El virus del sarampión viaja por el organismo e infecta las diminutas estructuras del oído interno. Una vez instalado, provoca lesiones en los tejidos sensoriales que carecen de cura en la mayoría de los casos.
Estos son los daños que genera el sarampión en el sistema auditivo, como explica un estudio publicado en Cureus e investigaciones disponibles en Communications Medicine:
- Daño neurosensorial: El virus destruye el nervio auditivo y las células sensoriales, lo que bloquea la entrada de sonido hacia el cerebro de forma abrupta.
- Alteración ósea: La enfermedad remodela los huesos del oído de forma anormal, lo que impide la vibración del sonido. Se ha identificado material genético del virus oculto en el tejido óseo de los pacientes.

¿Quiénes son más vulnerables a estos problemas?
Nadie escapa por completo a los estragos de este virus, pero ciertos grupos enfrentan un peligro mayor. Las secuelas auditivas cambian la vida de quienes tienen sistemas de defensa inmaduros o comprometidos por otras condiciones médicas, como la leucemia o el Virus de Inmunodeficiencia Humana (VIH).
Estas son las personas con mayor vulnerabilidad ante los daños del sarampión, de acuerdo con los CDC:
- Infantes y adultos: Los niños menores de cinco años y los adultos mayores de 20 años presentan una fragilidad superior.
- Mujeres gestantes: Las mujeres embarazadas enfrentan síntomas agresivos de la enfermedad que exponen al bebé a nacimientos prematuros o bajo peso al nacer.
- Inmunidad baja: Pacientes con leucemia o infección por VIH corren un peligro inminente debido a su incapacidad para contener la replicación del virus.

¿A qué edades se debe recibir la vacuna contra el sarampión?
La vacunación es el escudo infalible para frenar la amenaza y proteger los oídos.
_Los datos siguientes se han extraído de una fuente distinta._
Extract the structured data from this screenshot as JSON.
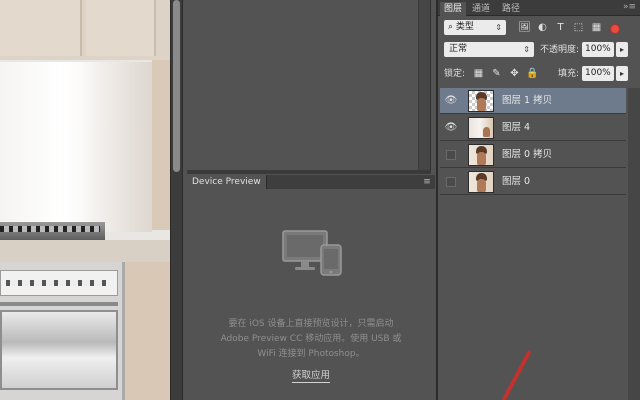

El esquema de salud establece las edades idóneas para recibir las dosis y asegurar que el virus no encuentre huéspedes para propagarse.
A estas edades es necesario recibir la vacuna contra el sarampión, de acuerdo con la Secretaría de Salud (Ssa) y el Instituto Mexicano del Seguro Social (IMSS):
- Dosis cero: Para bebés de seis a once meses en zonas de alto riesgo se aplica una dosis inicial, aunque esta no sustituye al esquema final.
- Esquema regular: La primera vacuna triple viral se inyecta a los 12 meses y la segunda dosis de refuerzo a los 18 meses.
- Población rezagada: Los niños de uno a 12 años con esquemas incompletos deben acudir a la clínica para recibir las dosis faltantes.
- Blindaje adulto: Personas de 13 a 49 años, junto al personal médico y docente, requieren la dosis doble viral para obtener una inmunidad segura.
Esta protección garantiza que el sistema inmune esté listo para neutralizar al virus del sarampión. De este modo, se evitan las complicaciones de la enfermedad capaces de dañar la audición de manera permanente.